Один из лучших дней (сборник) - читать онлайн книгу. Автор: Яна Жемойтелите cтр.№ 32

читать книги онлайн бесплатно
 
 

Онлайн книга - Один из лучших дней (сборник) | Автор книги - Яна Жемойтелите

Cтраница 32
читать онлайн книги бесплатно

Тает снег, уставший вешнею порой.
Слышно: ужин жарит мама за стеною.
Сонное затишье тянется, как нить.
Только грозы близко, скоро буре быть.

Ей очень хотелось сочинять стихи, и она думала, что этому, в принципе, можно научиться, как можно научиться готовить еду.


Утро двигалось по обычному распорядку: яичница, чай с вареньем… Изнутри же распирала досада-вина за вчерашнее, сокровенное, которое она отдала во власть Веронике. За сочинение грозила «пара» – за невыдержанность композиции, нераскрытие темы и пр.

Сапоги показались тесноваты, как будто за ночь нога успела раздаться. Обстоятельство странное: обычно Ане приходилось поспевать за сапогами. Их всегда покупали «на вырост». В новом виде сапоги носились только с носками, а когда нога догоняла размер, они выглядели уже потрепанно.
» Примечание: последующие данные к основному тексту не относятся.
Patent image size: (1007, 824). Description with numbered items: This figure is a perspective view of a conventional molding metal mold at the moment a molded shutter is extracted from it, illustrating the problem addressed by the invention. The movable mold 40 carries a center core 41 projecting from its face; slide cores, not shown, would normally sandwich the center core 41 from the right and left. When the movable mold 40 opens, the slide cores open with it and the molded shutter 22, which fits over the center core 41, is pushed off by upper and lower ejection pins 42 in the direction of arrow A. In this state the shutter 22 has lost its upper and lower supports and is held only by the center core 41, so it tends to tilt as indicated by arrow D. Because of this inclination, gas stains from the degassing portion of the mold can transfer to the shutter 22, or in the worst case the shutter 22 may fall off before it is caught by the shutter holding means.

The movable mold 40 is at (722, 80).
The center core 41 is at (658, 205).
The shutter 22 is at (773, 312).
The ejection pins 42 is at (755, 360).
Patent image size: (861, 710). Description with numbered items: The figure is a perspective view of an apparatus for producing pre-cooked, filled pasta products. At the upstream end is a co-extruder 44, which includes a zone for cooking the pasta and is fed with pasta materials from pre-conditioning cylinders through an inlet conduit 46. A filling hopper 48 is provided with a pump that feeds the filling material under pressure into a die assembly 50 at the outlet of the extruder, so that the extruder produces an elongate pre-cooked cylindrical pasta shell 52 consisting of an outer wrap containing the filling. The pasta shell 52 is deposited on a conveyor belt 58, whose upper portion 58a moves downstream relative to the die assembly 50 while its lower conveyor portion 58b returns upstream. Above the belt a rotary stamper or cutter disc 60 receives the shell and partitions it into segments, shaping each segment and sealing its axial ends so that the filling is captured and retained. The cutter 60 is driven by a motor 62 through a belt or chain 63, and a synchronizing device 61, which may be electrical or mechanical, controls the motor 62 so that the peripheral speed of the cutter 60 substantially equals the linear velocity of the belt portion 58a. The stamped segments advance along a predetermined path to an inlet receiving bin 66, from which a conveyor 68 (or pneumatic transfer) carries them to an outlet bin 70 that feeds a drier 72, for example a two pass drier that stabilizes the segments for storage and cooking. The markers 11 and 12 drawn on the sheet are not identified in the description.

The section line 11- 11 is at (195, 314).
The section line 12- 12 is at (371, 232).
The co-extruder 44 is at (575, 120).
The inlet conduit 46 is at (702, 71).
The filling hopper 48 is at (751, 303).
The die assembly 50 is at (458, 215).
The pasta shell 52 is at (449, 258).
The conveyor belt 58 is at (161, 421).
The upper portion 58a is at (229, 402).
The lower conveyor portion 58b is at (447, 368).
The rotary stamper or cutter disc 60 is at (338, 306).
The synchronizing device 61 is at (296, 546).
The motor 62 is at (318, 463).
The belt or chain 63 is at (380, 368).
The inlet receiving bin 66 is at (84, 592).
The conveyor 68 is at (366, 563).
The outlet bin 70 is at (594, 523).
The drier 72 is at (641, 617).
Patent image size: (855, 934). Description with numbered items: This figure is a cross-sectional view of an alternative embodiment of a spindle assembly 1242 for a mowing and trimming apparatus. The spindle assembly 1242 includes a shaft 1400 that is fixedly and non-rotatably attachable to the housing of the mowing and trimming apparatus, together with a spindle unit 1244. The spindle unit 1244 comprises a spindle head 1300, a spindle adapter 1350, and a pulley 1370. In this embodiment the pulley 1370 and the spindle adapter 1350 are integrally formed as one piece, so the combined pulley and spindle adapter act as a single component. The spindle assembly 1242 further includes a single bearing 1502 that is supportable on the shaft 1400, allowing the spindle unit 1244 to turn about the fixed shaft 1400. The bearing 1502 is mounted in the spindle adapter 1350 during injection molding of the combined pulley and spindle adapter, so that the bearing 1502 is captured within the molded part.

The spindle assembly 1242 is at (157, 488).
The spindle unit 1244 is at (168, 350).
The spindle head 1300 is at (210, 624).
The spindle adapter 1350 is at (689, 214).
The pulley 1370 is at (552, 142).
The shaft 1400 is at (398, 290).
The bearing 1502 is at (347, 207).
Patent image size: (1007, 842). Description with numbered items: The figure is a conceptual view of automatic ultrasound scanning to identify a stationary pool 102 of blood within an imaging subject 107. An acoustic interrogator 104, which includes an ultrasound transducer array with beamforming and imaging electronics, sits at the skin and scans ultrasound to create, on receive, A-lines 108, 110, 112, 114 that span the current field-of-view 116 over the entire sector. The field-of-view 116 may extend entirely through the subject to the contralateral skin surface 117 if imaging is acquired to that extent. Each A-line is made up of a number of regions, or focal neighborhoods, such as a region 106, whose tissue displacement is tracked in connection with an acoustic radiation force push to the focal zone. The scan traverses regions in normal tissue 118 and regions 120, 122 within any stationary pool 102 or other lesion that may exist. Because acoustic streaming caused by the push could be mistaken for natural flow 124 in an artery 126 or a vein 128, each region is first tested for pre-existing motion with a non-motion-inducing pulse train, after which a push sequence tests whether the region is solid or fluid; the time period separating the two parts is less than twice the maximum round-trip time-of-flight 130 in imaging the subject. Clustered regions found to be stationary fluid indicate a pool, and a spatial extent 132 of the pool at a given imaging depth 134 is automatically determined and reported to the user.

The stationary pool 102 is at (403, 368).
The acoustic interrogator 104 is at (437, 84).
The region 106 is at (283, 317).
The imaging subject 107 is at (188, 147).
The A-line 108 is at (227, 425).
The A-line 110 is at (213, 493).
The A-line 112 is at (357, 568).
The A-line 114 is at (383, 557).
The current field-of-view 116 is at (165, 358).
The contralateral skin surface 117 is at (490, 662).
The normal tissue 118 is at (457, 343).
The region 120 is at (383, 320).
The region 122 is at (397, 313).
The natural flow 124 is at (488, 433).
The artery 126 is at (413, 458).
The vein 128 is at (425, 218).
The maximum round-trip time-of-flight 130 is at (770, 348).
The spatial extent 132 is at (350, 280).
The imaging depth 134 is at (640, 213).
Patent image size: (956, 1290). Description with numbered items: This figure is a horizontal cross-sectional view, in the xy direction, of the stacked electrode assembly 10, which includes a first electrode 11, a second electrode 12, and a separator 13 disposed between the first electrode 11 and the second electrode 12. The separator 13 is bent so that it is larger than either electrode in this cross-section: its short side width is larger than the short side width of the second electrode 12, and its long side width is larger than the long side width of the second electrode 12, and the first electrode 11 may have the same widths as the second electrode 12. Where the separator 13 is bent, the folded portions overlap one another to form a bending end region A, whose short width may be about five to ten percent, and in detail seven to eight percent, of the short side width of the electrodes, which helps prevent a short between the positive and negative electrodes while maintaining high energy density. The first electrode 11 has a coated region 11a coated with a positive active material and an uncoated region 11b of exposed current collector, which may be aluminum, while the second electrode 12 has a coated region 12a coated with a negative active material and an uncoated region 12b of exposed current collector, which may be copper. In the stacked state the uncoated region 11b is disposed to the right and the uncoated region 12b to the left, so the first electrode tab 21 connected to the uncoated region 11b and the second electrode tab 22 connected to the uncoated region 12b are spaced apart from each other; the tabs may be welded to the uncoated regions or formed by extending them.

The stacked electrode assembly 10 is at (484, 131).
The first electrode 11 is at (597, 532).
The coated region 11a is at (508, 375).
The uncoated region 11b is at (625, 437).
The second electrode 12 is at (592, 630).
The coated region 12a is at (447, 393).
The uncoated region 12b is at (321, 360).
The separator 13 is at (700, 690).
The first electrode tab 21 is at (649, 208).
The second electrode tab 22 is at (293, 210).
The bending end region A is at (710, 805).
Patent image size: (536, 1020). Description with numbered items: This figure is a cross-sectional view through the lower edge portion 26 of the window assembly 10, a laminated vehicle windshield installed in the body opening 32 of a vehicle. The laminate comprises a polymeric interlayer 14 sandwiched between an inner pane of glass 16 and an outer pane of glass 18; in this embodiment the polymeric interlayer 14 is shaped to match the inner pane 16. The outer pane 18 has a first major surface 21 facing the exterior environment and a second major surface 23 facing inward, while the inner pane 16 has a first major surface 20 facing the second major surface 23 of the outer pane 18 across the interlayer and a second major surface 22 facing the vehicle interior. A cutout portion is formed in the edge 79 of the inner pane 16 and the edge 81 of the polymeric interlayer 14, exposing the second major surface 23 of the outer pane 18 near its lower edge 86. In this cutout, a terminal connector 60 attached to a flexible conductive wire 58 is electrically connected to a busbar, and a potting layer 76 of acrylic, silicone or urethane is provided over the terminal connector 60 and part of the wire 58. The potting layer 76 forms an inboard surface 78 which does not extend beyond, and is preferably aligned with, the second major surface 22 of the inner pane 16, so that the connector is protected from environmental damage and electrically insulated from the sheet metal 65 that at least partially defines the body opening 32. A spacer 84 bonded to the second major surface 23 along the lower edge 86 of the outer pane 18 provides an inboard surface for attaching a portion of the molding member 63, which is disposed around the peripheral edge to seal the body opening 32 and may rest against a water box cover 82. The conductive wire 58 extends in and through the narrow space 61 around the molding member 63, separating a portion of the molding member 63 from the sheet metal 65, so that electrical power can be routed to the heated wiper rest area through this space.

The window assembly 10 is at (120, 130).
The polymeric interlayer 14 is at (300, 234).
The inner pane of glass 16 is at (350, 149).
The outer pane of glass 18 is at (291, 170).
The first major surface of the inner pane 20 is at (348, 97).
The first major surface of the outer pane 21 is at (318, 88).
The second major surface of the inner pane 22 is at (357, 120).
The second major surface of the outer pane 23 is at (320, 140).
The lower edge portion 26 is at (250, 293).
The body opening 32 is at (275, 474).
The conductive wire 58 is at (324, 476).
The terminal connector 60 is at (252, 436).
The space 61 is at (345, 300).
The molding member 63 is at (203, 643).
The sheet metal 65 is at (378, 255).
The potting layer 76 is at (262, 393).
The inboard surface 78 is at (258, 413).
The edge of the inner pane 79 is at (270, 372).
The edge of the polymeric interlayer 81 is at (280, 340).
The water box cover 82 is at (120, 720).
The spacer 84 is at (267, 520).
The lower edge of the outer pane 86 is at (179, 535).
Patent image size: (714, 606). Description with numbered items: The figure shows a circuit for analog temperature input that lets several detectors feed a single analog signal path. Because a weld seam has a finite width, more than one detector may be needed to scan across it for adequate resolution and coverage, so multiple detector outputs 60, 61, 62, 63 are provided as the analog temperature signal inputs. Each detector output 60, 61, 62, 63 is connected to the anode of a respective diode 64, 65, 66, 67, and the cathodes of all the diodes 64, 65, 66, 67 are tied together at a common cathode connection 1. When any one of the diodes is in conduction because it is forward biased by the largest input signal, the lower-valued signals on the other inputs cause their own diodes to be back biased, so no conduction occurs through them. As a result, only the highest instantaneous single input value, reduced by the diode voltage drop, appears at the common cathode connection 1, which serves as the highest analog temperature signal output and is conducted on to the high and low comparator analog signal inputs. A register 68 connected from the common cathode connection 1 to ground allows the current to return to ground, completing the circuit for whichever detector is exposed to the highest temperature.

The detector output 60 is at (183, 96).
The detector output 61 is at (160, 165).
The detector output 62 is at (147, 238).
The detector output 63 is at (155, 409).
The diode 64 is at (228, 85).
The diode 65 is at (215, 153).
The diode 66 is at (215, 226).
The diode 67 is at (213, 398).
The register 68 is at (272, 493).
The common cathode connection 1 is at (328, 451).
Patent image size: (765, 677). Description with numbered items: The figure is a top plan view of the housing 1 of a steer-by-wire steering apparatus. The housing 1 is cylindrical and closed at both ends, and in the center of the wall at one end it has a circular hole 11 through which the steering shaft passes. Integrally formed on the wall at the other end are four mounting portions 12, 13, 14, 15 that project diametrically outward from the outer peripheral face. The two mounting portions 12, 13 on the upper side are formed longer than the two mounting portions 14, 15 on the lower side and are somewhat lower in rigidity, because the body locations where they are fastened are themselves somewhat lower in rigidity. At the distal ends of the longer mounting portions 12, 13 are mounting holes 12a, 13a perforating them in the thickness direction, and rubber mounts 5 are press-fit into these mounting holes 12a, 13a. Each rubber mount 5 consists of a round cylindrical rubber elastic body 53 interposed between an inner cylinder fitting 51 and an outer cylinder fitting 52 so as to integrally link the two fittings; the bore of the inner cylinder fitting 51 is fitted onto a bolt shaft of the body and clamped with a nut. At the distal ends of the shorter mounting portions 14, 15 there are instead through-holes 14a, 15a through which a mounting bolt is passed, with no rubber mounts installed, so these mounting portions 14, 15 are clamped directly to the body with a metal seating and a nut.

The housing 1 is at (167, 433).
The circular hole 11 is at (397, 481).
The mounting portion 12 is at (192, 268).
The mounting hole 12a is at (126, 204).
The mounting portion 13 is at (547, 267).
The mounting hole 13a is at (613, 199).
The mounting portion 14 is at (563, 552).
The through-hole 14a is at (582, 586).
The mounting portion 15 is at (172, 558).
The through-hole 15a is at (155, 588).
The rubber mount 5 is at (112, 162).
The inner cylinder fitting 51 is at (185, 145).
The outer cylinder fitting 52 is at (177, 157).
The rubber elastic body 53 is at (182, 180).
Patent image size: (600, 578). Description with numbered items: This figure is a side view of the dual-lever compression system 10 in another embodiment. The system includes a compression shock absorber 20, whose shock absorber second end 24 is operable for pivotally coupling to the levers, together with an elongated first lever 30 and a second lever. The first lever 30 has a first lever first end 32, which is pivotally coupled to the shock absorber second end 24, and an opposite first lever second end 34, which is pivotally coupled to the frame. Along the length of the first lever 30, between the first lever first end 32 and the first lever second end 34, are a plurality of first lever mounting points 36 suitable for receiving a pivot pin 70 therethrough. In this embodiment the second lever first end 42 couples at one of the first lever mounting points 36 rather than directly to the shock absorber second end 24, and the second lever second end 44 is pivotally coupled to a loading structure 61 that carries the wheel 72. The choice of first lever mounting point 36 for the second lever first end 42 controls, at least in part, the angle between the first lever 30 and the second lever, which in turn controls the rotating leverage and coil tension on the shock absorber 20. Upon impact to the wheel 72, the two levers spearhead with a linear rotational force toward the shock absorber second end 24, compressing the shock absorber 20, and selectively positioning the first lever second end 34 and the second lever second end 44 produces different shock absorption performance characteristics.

Вертясь перед зеркалом в прихожей, Аня оценила себя как существо из скорлупки – только что вылупившееся из маминого пальто.

Мама перешивала, перелицовывала ношеные вещи, подкраивала из старья юбочки для дочки. Новые наряды мама покупала ей редко. Когда оставались деньги, тратила их на золотые колечки – тоже для дочки, тоже на потом, когда подрастет. Пока же шила юбочки типа «черный низ», где-то подсознательно специально, чтоб на дочь не смотрели мальчики. Одноклассники под категорию «мальчиков» не подходили, они были просто товарищи. А «мальчики» – это те, кто старше и… опытней?

Маму звали типично для поколения детей войны: Зоя, жизнь. Стежок к стежку мама перешивала свою рваную жизнь на дочку – может быть, она ее, перелицованную, доносит? Собственная мамина жизнь остановилась десять лет назад, когда Анин отец однажды не вернулся с работы. Мама не могла себе простить, что спокойно кромсала на кухне буханку хлеба в то время, как его мертвое тело уже кромсали в морге… Но то, что вскрывали в морге, не было им. А куда же девался он сам? Он был веселый, друзей любил. Куда девалась его улыбка? Мама не могла ответить на этот вопрос.

Призрак смерти преследовал маму с детства, еще с финской войны, когда густая луна затекала в окошко. То, что можно было разглядеть за окошком, – были белые люди, люди… лыжники в маскхалатах. Дальше, дальше детство вплеталось в войну: ушел отец, за ним оба брата. Они уходили веселые, смелые люди, а превращались в память. От памяти только хотелось плакать… С войны еще оставались платья, присланные по ленд-лизу (если мама точно помнила это слово), и пломба на верхнем коренном, поставленная пленным врачом. Пломба держалась тридцать пять лет, но так и должно было быть, потому что пломба была – память.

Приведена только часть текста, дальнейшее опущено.